AN Jeremiah Joseph visited an exhibition of interest in New York's gallery district.
Et in Arcadia Ego
, a new exhibition at the Thornton Room in Chelsea, examines the intersection and overlap of natural and man-made landscapes. With the title, roughly translated from Latin, “I am in pastoral utopia,” the show, curated by Blanca de la Torre and Juanli Carrion, could easily devolve into a Nature equals Good, City equals Bad equation. Instead, the way the six artists explore the topic is not so divisive or stale. The work tends to engage the subject from the side, generating surreal results. At the end any answers are farther off than before viewing the work, and this ambiguity is show’s strength. It prevents the viewer from standing too sure-footed and jumping ahead to conclusions and prejudices.
In the modest gallery space, Chus Garcia-Fraile 's video Protected Zone
is projected in the front window. In the piece, an escalator is placed in a lush forest, running like a waterfall in reverse. The device sits seamlessly in the forest. The viewer knows these components should not co-exist, save perhaps in some Wow-Me mall in Dubai where ski-slopes and the world's largest-something-or-other are commonplace. But here the relationship is eerily correct. Recalling the tension of Michael Heizer's Double Negative
—platonic geometry thrust into a rustic landscape—two clearly opposing conditions go deep into dialogue (or not) with each other, forcing us to decide which reading is correct—nature, man-made, or a combination.

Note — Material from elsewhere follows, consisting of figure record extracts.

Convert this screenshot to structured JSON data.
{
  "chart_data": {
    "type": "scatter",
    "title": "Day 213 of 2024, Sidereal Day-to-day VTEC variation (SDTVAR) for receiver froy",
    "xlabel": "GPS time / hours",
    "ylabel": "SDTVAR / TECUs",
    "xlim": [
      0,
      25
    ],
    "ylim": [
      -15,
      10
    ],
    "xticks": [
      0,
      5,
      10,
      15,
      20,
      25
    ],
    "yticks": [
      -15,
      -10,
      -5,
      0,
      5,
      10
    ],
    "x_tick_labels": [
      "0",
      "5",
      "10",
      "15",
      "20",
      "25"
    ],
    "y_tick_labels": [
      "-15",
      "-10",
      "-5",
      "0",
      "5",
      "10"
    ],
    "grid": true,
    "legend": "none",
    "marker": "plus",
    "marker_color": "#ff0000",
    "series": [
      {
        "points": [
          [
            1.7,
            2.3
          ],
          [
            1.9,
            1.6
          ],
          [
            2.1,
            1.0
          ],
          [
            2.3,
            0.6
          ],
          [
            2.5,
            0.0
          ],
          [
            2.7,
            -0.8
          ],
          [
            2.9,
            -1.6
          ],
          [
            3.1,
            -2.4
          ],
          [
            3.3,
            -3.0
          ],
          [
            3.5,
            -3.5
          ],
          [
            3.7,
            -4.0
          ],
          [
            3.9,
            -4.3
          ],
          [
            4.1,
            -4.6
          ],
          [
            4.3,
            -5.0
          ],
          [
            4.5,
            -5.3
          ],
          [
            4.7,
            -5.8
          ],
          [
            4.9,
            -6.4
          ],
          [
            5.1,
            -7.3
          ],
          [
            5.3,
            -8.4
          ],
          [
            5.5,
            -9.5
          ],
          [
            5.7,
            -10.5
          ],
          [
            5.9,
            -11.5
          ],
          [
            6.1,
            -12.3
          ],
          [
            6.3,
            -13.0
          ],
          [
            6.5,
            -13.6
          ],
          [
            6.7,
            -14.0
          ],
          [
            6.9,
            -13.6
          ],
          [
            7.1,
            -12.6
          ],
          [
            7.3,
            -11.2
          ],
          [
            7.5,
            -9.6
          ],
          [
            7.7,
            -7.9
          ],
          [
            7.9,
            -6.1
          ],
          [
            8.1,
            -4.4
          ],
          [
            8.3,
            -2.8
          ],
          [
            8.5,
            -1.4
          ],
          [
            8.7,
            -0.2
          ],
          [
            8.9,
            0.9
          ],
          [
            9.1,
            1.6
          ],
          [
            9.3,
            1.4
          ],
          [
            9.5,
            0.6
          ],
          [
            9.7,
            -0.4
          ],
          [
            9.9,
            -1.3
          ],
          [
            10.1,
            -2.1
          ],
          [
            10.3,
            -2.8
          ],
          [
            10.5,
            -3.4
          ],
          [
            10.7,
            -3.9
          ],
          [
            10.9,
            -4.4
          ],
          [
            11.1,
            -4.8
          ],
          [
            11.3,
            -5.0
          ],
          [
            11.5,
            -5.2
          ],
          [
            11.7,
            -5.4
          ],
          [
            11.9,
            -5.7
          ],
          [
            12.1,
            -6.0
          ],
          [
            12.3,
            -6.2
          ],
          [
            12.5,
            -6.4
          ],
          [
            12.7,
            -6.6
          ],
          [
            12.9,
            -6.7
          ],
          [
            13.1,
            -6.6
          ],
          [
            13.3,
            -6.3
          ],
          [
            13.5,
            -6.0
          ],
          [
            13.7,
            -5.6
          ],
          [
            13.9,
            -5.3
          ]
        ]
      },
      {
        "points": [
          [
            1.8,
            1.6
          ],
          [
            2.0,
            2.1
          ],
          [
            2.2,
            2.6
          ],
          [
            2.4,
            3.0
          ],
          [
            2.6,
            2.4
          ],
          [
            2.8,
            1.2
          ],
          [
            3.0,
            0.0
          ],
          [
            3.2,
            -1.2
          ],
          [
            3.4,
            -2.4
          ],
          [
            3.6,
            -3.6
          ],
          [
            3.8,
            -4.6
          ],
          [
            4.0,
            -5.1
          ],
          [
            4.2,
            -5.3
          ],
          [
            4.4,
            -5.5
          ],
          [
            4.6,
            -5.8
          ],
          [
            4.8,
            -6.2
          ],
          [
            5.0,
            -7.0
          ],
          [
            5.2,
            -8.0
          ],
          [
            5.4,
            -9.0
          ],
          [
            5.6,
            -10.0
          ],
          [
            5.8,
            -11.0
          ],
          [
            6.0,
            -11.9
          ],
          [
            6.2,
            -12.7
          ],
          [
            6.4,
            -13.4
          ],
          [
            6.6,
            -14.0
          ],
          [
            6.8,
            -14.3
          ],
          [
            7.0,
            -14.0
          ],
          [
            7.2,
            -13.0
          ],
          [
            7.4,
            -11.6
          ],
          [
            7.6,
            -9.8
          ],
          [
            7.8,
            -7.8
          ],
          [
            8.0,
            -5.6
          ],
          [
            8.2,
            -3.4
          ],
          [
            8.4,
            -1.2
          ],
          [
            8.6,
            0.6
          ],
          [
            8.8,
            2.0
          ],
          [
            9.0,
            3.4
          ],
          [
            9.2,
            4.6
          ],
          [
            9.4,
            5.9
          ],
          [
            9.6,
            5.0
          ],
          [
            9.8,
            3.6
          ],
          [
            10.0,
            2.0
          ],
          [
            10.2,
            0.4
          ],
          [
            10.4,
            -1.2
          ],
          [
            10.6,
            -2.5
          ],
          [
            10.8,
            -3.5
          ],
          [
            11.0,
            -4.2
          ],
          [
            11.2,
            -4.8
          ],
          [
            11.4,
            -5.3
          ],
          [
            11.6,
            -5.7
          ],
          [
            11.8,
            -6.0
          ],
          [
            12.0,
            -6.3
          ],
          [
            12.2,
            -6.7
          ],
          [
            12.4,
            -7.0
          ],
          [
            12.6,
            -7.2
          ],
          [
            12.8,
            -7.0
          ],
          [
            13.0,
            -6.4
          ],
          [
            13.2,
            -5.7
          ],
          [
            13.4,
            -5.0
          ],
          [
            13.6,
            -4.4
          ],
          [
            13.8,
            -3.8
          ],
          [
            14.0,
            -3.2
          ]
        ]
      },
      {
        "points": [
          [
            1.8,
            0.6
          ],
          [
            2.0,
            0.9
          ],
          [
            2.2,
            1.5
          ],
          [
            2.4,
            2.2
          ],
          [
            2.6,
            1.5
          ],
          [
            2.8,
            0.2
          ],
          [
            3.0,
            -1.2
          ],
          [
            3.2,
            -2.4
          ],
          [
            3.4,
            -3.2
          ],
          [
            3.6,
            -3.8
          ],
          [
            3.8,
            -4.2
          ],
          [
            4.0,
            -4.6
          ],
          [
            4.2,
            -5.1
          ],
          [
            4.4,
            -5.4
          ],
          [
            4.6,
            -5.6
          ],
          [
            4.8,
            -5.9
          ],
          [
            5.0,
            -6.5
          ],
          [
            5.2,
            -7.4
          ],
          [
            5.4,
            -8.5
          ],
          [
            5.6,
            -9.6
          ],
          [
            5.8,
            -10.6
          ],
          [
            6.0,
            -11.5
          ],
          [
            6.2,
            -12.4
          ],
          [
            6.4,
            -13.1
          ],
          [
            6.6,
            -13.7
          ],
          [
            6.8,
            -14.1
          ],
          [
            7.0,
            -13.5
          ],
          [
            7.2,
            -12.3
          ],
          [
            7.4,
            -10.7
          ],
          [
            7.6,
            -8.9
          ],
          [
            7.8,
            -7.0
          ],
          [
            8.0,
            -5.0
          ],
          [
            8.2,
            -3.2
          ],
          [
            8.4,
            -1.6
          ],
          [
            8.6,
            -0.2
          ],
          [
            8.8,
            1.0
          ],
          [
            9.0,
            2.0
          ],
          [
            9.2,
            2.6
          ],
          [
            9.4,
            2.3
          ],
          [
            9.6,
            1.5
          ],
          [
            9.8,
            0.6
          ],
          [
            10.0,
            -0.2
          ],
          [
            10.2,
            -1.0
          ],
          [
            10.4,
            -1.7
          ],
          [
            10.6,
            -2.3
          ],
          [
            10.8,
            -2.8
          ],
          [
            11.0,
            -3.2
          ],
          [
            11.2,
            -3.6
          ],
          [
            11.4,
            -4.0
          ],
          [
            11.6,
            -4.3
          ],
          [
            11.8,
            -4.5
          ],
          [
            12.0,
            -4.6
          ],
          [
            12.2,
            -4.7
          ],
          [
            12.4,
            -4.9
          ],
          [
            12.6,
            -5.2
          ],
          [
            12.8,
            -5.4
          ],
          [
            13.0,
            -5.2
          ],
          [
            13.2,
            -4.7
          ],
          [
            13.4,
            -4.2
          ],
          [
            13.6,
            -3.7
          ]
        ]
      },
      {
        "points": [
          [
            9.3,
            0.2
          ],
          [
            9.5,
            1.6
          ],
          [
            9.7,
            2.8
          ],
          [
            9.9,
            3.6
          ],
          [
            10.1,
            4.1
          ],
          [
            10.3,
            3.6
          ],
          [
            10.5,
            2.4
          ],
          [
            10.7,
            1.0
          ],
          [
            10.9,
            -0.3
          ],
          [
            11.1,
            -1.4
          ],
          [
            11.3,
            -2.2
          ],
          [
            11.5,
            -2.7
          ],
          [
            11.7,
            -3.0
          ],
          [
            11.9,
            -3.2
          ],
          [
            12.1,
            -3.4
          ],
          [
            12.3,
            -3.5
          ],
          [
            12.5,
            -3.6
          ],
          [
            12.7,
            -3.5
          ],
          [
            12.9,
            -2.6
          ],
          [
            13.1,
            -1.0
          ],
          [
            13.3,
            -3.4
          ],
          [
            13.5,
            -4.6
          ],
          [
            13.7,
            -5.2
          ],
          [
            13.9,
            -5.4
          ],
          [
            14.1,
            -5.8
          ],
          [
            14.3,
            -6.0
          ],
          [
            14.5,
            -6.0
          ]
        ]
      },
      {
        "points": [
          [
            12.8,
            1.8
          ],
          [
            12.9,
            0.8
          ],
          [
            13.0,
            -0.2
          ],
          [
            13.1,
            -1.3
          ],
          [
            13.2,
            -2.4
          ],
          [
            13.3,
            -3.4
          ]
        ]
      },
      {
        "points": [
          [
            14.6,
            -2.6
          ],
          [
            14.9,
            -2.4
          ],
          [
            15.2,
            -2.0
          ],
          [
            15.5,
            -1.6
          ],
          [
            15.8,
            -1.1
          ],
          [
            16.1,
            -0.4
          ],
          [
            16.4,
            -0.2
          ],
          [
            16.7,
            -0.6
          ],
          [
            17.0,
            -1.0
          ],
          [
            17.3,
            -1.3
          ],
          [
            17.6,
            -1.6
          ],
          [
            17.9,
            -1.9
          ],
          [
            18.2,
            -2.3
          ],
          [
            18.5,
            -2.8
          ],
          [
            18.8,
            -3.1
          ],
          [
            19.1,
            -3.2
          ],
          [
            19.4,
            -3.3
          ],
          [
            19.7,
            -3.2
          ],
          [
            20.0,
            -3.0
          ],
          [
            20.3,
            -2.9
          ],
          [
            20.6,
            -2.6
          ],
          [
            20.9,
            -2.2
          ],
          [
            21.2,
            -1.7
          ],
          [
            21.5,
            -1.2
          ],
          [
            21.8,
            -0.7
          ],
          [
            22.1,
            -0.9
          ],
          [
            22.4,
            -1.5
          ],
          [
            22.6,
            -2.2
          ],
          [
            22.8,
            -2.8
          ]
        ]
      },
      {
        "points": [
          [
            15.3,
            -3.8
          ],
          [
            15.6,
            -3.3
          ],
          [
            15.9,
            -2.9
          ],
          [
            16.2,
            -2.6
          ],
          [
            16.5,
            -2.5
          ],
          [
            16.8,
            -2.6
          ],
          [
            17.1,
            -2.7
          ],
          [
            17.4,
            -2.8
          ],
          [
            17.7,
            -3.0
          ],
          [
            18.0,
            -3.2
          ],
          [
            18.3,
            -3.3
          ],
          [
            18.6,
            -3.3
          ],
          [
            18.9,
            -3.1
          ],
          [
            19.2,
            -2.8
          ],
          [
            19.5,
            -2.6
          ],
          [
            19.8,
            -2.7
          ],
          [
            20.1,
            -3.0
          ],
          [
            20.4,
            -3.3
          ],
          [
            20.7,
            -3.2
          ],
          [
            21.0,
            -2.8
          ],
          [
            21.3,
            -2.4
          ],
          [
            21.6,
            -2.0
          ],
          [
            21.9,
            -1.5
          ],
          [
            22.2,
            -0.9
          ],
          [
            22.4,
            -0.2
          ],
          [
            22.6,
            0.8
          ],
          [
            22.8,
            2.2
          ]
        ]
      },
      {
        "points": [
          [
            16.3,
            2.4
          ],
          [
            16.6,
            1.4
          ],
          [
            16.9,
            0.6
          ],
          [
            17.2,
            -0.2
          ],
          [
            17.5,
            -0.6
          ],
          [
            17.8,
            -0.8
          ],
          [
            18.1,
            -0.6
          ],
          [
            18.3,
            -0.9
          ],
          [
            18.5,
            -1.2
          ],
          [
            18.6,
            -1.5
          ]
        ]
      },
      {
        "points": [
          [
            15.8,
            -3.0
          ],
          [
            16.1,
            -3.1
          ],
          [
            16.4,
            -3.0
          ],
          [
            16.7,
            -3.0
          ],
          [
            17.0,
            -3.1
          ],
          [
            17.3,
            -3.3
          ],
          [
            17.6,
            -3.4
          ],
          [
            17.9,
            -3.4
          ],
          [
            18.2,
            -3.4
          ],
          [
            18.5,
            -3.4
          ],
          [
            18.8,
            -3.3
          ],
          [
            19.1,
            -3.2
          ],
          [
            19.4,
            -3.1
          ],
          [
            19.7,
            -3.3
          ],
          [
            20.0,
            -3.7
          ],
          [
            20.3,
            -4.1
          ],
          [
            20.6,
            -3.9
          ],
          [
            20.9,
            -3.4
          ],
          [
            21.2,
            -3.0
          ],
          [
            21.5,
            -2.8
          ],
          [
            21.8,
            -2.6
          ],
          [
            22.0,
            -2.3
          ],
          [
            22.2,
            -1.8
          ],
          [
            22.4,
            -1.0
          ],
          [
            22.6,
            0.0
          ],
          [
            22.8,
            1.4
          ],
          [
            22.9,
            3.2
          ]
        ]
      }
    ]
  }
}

Carlos Irijalba's video Twilight
uses artificial light as a gateway into natural and synthetic landscapes. The video begins with the viewer above an empty soccer stadium where an array of stadium klieg lights flicker on as twilight arrives. With gentle thrumming of the city beyond, the lights run through varying colors until they hit their hottest white light. Dropping down and hovering above the perfectly manicured grass pitch, the light and flora are shown in their most synthetic and controlled states. Relocating to a forest at twilight, a generator rumbles on and the same array of lights reveals a very different context. Standing like the Monolith from Arthur C. Clarke's 2001: A Space Odyssey
the lights are clearly alien among the trees and insects. What does the light Monolith bring to the forest? Simple illumination? Does it turn the forest into an overly dramatic movie setting or bring an impending sense of destruction? Or perhaps a sense of detached and bemused sentimentality?
With a different sensibility, the photographic works Catastrophes
by Christoph Draeger recall newspaper disaster images. With child-like earnestness, the images show the apparent aftermath of a plant explosion and a tornado strike. The cheekily morbid images, familiar at first glance, quickly reveal they are deliberate constructed narratives. Both pieces in fact are careful staged and photographed models. The fabricated horrors are so thoroughly executed it is difficult to suppress a smile at their morbid nature. But this inversion of bleak sadness leads to a pause. How often do we gloss over these situations in the media with a mild sense of loss, but a greater sense of relief because they are far away? Draeger directly engages the terror, readdressing them as modern fables and foibles. We look at the images as a whole and then trace through to see how they are made. In the deep scanning and study we see fresh the nature and complexities of real world catastrophes.
By far the most architectural and accessible but also most troubling piece is J.G. Zimmerman's Dystopia Series: Suburbia
(above). In a 24 minute video satellite images of suburbs run by leisurely, hypnotizing as the landscape morphs from one familiar suburban fabric into the next. Initially appearing like a lazy Google Earth, the video is actually a deftly crafted piece of art. By specifically removing details and cues of inhabitation—there are no cars or people—we are left only with houses, streets and a smattering of grass and trees. It would too easy to jump to the conclusion that a suburban existence equals the Boring Life, but the artist sidesteps this reactionary reading. Recalling photos by Hilla and Bernd Becher studying industrial archetypes Zimmerman bends our perception of reality. Even while carpet-bombing the landscape with familiar suburban quadrants, we see an odd duality of sameness and differences everywhere. The effect is spellbinding and disturbing leaving us wondering what is real and what is simulacra – in both the video and real-life.
Rob Carter's Landscaping II
is a large-scale print of plants growing literally up and through folded, cutout images of traditional buildings. A recurring theme for Carter, nature reclaiming urban territory, in the piece he places two different scales together (real life plants within the tiny pictures of historic buildings) and allows the intermingling to commence. There is no good or bad, winner or loser, only a snap shot of a process. Shot strongly in black and white and printed large scale, the picture is harder to decipher then if it was shown in color and in 1:1 scale. Carter obscures legibility, creating a situation where he and the audience are both first time viewers of this creation. Everyone, artist and viewer, have wait for allow the process to unfold. And all we can do is to try to understand the equilibrium, if there is one, and ponder where the process might lead us next.
Et in Arcadia Ego
runs through May 23rd at the Thornton Room, 150 West 25th Street, New York City.